In einer sozialen Grauzone
Es ist nichts Neues, dass Konzerne und Lobbyist*innen Material und Hilfestellungen für Schulen und Lehrpersonen anbieten. Das geht vom Kräuterdossier von Ricola bis zur Unterrichtssequenz „Kernenergie und Kernkraftwerke“ inklusive AKW-Besuch, powered by swissnuclear. Viele Lehrpersonen nehmen solche Angebote dankend an. Dennoch hatten die Lobbys bisher zum lehrplanbezogenen Unterricht mit den obligatorischen Lehrmitteln nur beschränkten Zugang.
Das ändert sich gerade. Dank der Corona-Quarantäne wittert die Homeschooling-Industrie Morgenluft. In einem Gastkommentar im Tages-Anzeiger schreibt Vincenzo Zinnà, Gründer von LearnEasy24.com: „Das Lernen im und mit dem Internet wird Standard.“ Und: „Das Lernen mit digitalen Medien entspricht der Lebenswirklichkeit der Jugendlichen.“
Doch die Schule hat nicht den Auftrag, ihre Lernformen an das anzupassen, was aktuell als Lebenswirklichkeit der Jugendlichen gilt. Die Schule hat vielmehr den Auftrag, sozialen Austausch zu ermöglichen und verschiedene Zugänge zu Wissen zu vermitteln. Strenggenommen ist mit ‚Homeschooling‘ das Beschulen von Kindern durch deren Eltern oder andere Personen des Haushalts gemeint. Und das ist explizit nicht vorgesehen.
Der Fernunterricht spielt sich in einer sozialen Grauzone ab. Benachteiligt werden diejenigen, deren Umfeld zuhause dem Lernen nicht zuträglich ist; sei es, weil die Eltern nicht helfen können oder weil kein Arbeitsplatz zur Verfügung steht. Auf solche Unterschiede wirkt der Unterricht im Klassenzimmer ausgleichend.
Das fällt besonders da ins Gewicht, wo – Stichwort Individualisierung – der Lernstoff an den Lernstand, die Interessen und das Leistungsvermögen eines Kindes angepasst wird. Im Extremfall arbeiten alle „auf ihrem Niveau“ an ihrem Projekt. Alle tun etwas Sinnhaftes, ohne dauerhaft unter- oder überfordert zu sein. Im besten Fall wirft das reichere Ergebnisse und Lernerfolge ab als die Frontalvermittlung von Einheitsstoff. Das Einheitliche, Gemeinschaftliche, Soziale geht allerdings schlimmstenfalls über Bord. Diesen Aspekt der Vereinzelung, der Individualisierung eben auch bedeutet, spitzt das Fernlernen ebenso zu wie die Privatisierung, also das Ausgliedern immer grösserer Bereiche an (private) Drittakteure oder das Elternhaus.
Wollen wir Staatsbürger*innen oder Kund*innen?
Spätestens seit in der 5. Klasse alle ein eigenes Tablet bekommen – zusätzlich zum meist eh schon vorhandenen Smartphone – wird in Schulen expliziter diskutiert, was Digitalisierung eigentlich ist und zu welchem Ende sie geschieht.

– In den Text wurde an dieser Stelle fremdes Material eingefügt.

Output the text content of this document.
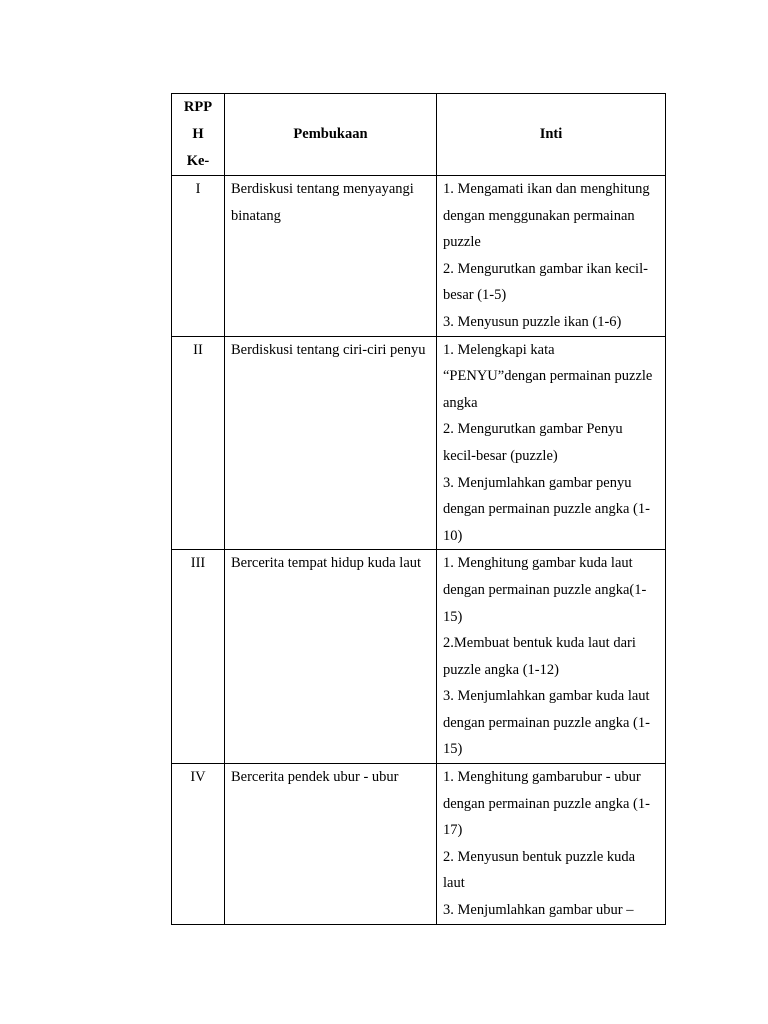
RPP
H
Ke-	Pembukaan	Inti
I	Berdiskusi tentang menyayangi binatang	1. Mengamati ikan dan menghitung dengan menggunakan permainan puzzle
2. Mengurutkan gambar ikan kecil-besar (1-5)
3. Menyusun puzzle ikan (1-6)

II	Berdiskusi tentang ciri-ciri penyu	1. Melengkapi kata “PENYU”dengan permainan puzzle angka
2. Mengurutkan gambar Penyu kecil-besar (puzzle)
3. Menjumlahkan gambar penyu dengan permainan puzzle angka (1-10)

III	Bercerita tempat hidup kuda laut	1. Menghitung gambar kuda laut dengan permainan puzzle angka(1-15)
2.Membuat bentuk kuda laut dari puzzle angka (1-12)
3. Menjumlahkan gambar kuda laut dengan permainan puzzle angka (1-15)

IV	Bercerita pendek ubur - ubur	1. Menghitung gambarubur - ubur dengan permainan puzzle angka (1-17)
2. Menyusun bentuk puzzle kuda laut
3. Menjumlahkan gambar ubur –
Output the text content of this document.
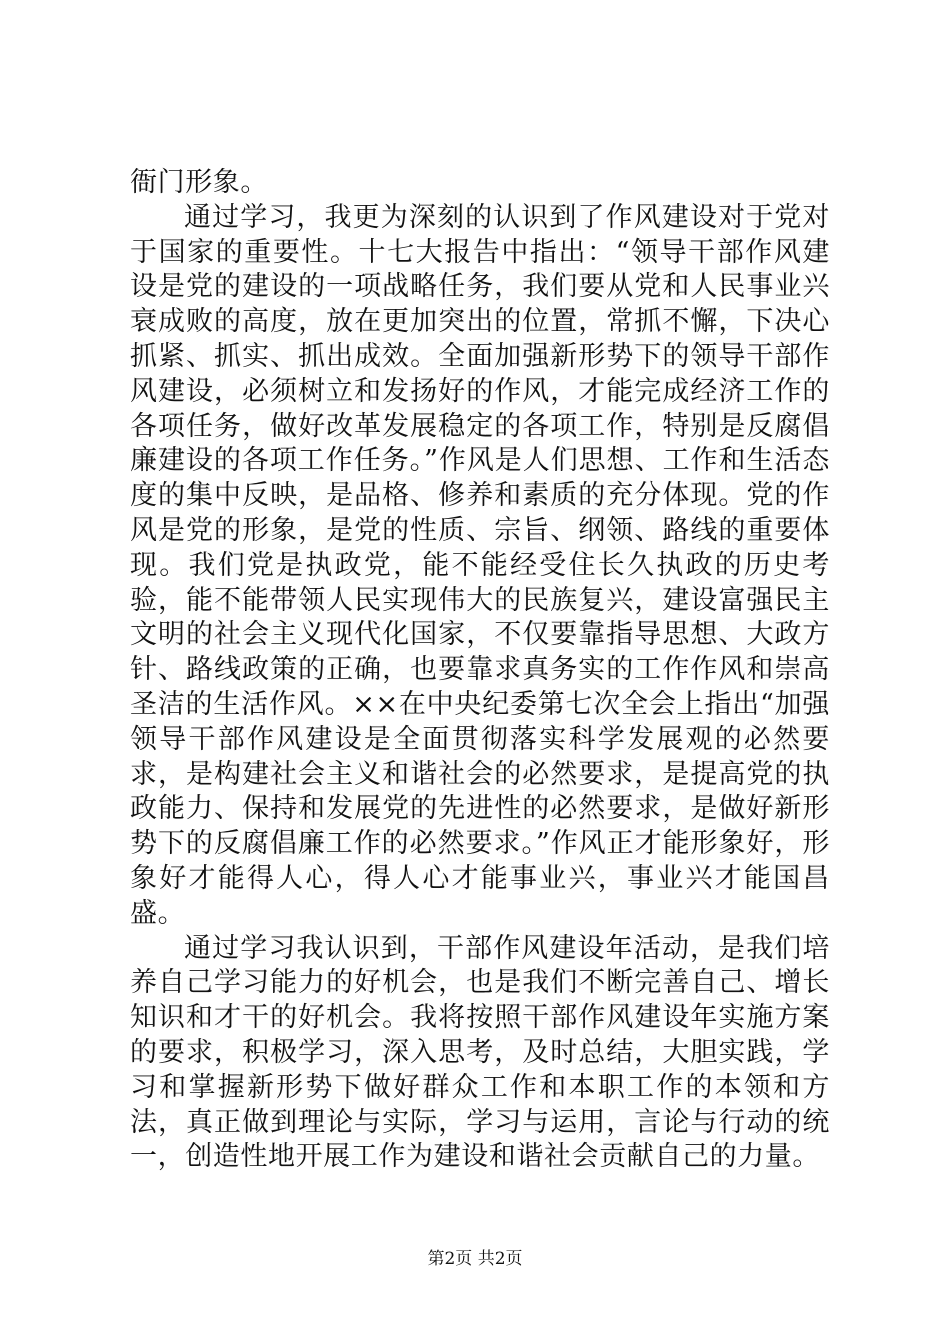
衙门形象。

通过学习，我更为深刻的认识到了作风建设对于党对于国家的重要性。十七大报告中指出：“领导干部作风建设是党的建设的一项战略任务，我们要从党和人民事业兴衰成败的高度，放在更加突出的位置，常抓不懈，下决心抓紧、抓实、抓出成效。全面加强新形势下的领导干部作风建设，必须树立和发扬好的作风，才能完成经济工作的各项任务，做好改革发展稳定的各项工作，特别是反腐倡廉建设的各项工作任务。”作风是人们思想、工作和生活态度的集中反映，是品格、修养和素质的充分体现。党的作风是党的形象，是党的性质、宗旨、纲领、路线的重要体现。我们党是执政党，能不能经受住长久执政的历史考验，能不能带领人民实现伟大的民族复兴，建设富强民主文明的社会主义现代化国家，不仅要靠指导思想、大政方针、路线政策的正确，也要靠求真务实的工作作风和崇高圣洁的生活作风。××在中央纪委第七次全会上指出“加强领导干部作风建设是全面贯彻落实科学发展观的必然要求，是构建社会主义和谐社会的必然要求，是提高党的执政能力、保持和发展党的先进性的必然要求，是做好新形势下的反腐倡廉工作的必然要求。”作风正才能形象好，形象好才能得人心，得人心才能事业兴，事业兴才能国昌盛。

通过学习我认识到，干部作风建设年活动，是我们培养自己学习能力的好机会，也是我们不断完善自己、增长知识和才干的好机会。我将按照干部作风建设年实施方案的要求，积极学习，深入思考，及时总结，大胆实践，学习和掌握新形势下做好群众工作和本职工作的本领和方法，真正做到理论与实际，学习与运用，言论与行动的统一，创造性地开展工作为建设和谐社会贡献自己的力量。

第2页 共2页
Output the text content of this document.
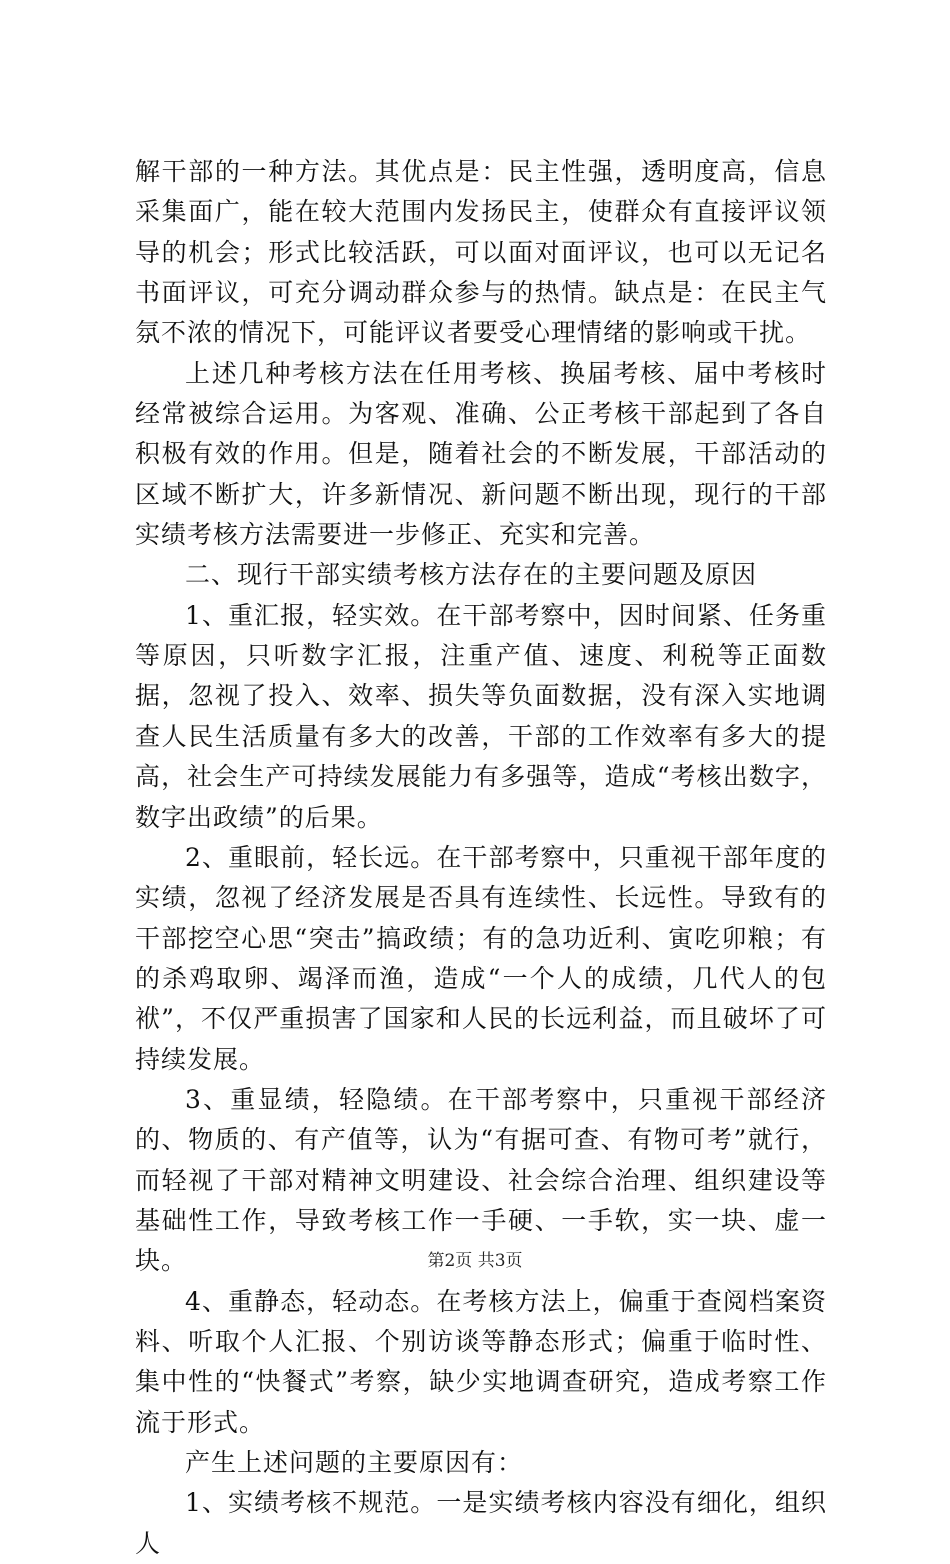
解干部的一种方法。其优点是：民主性强，透明度高，信息采集面广，能在较大范围内发扬民主，使群众有直接评议领导的机会；形式比较活跃，可以面对面评议，也可以无记名书面评议，可充分调动群众参与的热情。缺点是：在民主气氛不浓的情况下，可能评议者要受心理情绪的影响或干扰。

上述几种考核方法在任用考核、换届考核、届中考核时经常被综合运用。为客观、准确、公正考核干部起到了各自积极有效的作用。但是，随着社会的不断发展，干部活动的区域不断扩大，许多新情况、新问题不断出现，现行的干部实绩考核方法需要进一步修正、充实和完善。

二、现行干部实绩考核方法存在的主要问题及原因

1、重汇报，轻实效。在干部考察中，因时间紧、任务重等原因，只听数字汇报，注重产值、速度、利税等正面数据，忽视了投入、效率、损失等负面数据，没有深入实地调查人民生活质量有多大的改善，干部的工作效率有多大的提高，社会生产可持续发展能力有多强等，造成“考核出数字，数字出政绩”的后果。

2、重眼前，轻长远。在干部考察中，只重视干部年度的实绩，忽视了经济发展是否具有连续性、长远性。导致有的干部挖空心思“突击”搞政绩；有的急功近利、寅吃卯粮；有的杀鸡取卵、竭泽而渔，造成“一个人的成绩，几代人的包袱”，不仅严重损害了国家和人民的长远利益，而且破坏了可持续发展。

3、重显绩，轻隐绩。在干部考察中，只重视干部经济的、物质的、有产值等，认为“有据可查、有物可考”就行，而轻视了干部对精神文明建设、社会综合治理、组织建设等基础性工作，导致考核工作一手硬、一手软，实一块、虚一块。

4、重静态，轻动态。在考核方法上，偏重于查阅档案资料、听取个人汇报、个别访谈等静态形式；偏重于临时性、集中性的“快餐式”考察，缺少实地调查研究，造成考察工作流于形式。

产生上述问题的主要原因有：

1、实绩考核不规范。一是实绩考核内容没有细化，组织人

第2页 共3页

Eine Einsicht, die sich verbreitet: Nicht zuletzt fungieren Auf- und Umrüstungen im Zeichen der Digitalisierung als Trojanische Pferde der werbetreibenden Industrie. Das beginnt bei den Werbespots vor Youtube-Tutorials, die kaum eine Lehrperson den Schüler*innen vorenthält, und endet noch lange nicht beim Zugriff auf die jungen Leute als potenzielle Kund*innen. Es stellen sich grundsätzliche Fragen: Wollen wir unsere Kinder und Jugendlichen eher zu Staatsbürger*innen oder zu Kund*innen erziehen? Lockdown und Fernlernen dürften eher einen Schritt hin zu Letzterem bedeuten.
Übrigens: Klar gibt es tolle Lernseiten im Netz! Und es lohnt sich auch, die besten davon herauszufischen und zu benutzen. Ihr Einsatz sollte so dosiert wie reflektiert erfolgen. Andernfalls werden Lernende zur leichten Beute im kommerziellen Datenmeer.